Is there a ground of Merit?


[19] Conviction Grounds

Ground 1, 2: Is there an arguable ground of appeal or put another way, is there a ground of merit? The Accused pleaded guilty to two offences of Rape (Counts 3 and 6), and two offences of Sexual Assault (Counts 4 and 5).He pleaded not guilty to the other counts. After the Prosecution evidence the learned Counsel for the prosecution conceded that there was no evidence provided by him for offence of Rape in Counts 7, 8, 9 and 10 of the Information and a verdict of not guilty was recorded under section 231 (1) of the Criminal Procedure Act 2009.


[20] The learned Judge at the end of the trial for offences of Rape committed under Counts 1 and 2, found the Accused guilty of both counts. The reasons for the delay cannot be regarded as acceptable in the circumstances of the guilty plea already taken, the exercise of powers under section 231(1) of the Criminal Procedure Act 2009, and the verdict on Counts 1 and 2.

[21] The grounds of appeal have no prospect of success. The grounds of appeal cover the following aspects; serious inconsistencies and infirmities in the Complainants evidence which affect her credibility; inconsistencies between complainant’s evidence and the medical report. All these issues were adequately addressed in the Judgment It is the Judge who found the Accused guilty of Counts 1 and 2 after careful consideration and analysis of all the evidence, that are relevant, including Evidence of Recognition (paragraphs 15 and 16); Probability of Accused approaching the Complainant while she was sleeping with her cousins (paragraphs 17 and 18); Penetration (paragraphs 19, 20, 21) and Delay in Reporting the Matter (paragraphs 22, 23, 24, 25 and 26). The trial Judge at paragraph 27 of Judgment stated:

“.......I am satisfied that the Prosecution has successfully proven beyond a reasonable doubt that the Accused had committed these two offences of Rape as charged under counts one and two of the Information.”

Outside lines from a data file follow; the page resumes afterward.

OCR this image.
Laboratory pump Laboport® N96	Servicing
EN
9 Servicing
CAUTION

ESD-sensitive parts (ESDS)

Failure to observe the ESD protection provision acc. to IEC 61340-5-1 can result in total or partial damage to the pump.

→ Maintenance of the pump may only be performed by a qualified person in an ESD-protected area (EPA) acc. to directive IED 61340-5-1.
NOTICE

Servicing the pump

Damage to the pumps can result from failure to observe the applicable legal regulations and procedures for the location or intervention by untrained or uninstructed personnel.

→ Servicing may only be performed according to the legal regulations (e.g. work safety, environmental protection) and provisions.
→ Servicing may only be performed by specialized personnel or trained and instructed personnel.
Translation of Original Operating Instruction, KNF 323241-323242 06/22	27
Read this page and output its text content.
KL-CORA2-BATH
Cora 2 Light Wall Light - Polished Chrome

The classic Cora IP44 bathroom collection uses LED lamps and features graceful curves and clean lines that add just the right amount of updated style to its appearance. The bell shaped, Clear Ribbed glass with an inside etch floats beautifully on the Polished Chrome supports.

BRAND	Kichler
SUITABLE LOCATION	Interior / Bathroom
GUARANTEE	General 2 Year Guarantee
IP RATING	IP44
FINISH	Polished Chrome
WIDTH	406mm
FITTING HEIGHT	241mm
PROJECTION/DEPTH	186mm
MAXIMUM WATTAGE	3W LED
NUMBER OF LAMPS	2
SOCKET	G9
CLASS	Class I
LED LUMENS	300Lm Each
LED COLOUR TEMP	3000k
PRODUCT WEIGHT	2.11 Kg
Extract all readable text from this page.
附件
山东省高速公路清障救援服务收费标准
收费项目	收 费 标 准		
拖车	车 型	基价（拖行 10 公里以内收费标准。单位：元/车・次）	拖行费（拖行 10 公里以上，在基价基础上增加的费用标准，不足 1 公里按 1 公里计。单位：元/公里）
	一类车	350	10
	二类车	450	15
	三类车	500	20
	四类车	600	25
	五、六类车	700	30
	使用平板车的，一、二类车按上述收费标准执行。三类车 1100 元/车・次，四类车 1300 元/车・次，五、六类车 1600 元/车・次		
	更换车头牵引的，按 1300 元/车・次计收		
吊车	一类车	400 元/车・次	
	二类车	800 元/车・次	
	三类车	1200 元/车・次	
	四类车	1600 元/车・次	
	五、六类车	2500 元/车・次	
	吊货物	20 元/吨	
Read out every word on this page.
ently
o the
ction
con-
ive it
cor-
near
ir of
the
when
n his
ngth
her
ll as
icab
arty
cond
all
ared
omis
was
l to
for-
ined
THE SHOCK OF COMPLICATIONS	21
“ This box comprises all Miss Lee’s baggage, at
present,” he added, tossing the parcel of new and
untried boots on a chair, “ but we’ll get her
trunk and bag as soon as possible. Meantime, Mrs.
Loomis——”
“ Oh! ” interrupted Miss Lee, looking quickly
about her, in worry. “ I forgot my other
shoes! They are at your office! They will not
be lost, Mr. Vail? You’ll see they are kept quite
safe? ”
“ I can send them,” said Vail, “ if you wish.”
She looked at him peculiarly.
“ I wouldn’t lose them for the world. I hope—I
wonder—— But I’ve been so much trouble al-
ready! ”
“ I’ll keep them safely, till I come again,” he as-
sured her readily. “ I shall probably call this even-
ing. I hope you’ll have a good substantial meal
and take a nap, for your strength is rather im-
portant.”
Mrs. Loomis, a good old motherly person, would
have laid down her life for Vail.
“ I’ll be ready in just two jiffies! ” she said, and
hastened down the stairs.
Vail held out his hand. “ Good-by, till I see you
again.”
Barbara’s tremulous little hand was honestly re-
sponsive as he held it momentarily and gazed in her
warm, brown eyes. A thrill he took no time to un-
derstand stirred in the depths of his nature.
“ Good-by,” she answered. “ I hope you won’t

The Grounds against conviction are not arguable. They have no merit.


[22] Sentence Ground 1: The following factors are to be considered: Did the trial Judge acted on a wrong principle; allow extraneous matters to guide or affect him; mistake the facts; failed to take into account some relevant consideration. The trial Judge considered that six offences which the Accused had committed are founded on the same series of facts with similar character, and imposed an aggregate sentence in line with section 17 of the Sentencing and Penalties Act.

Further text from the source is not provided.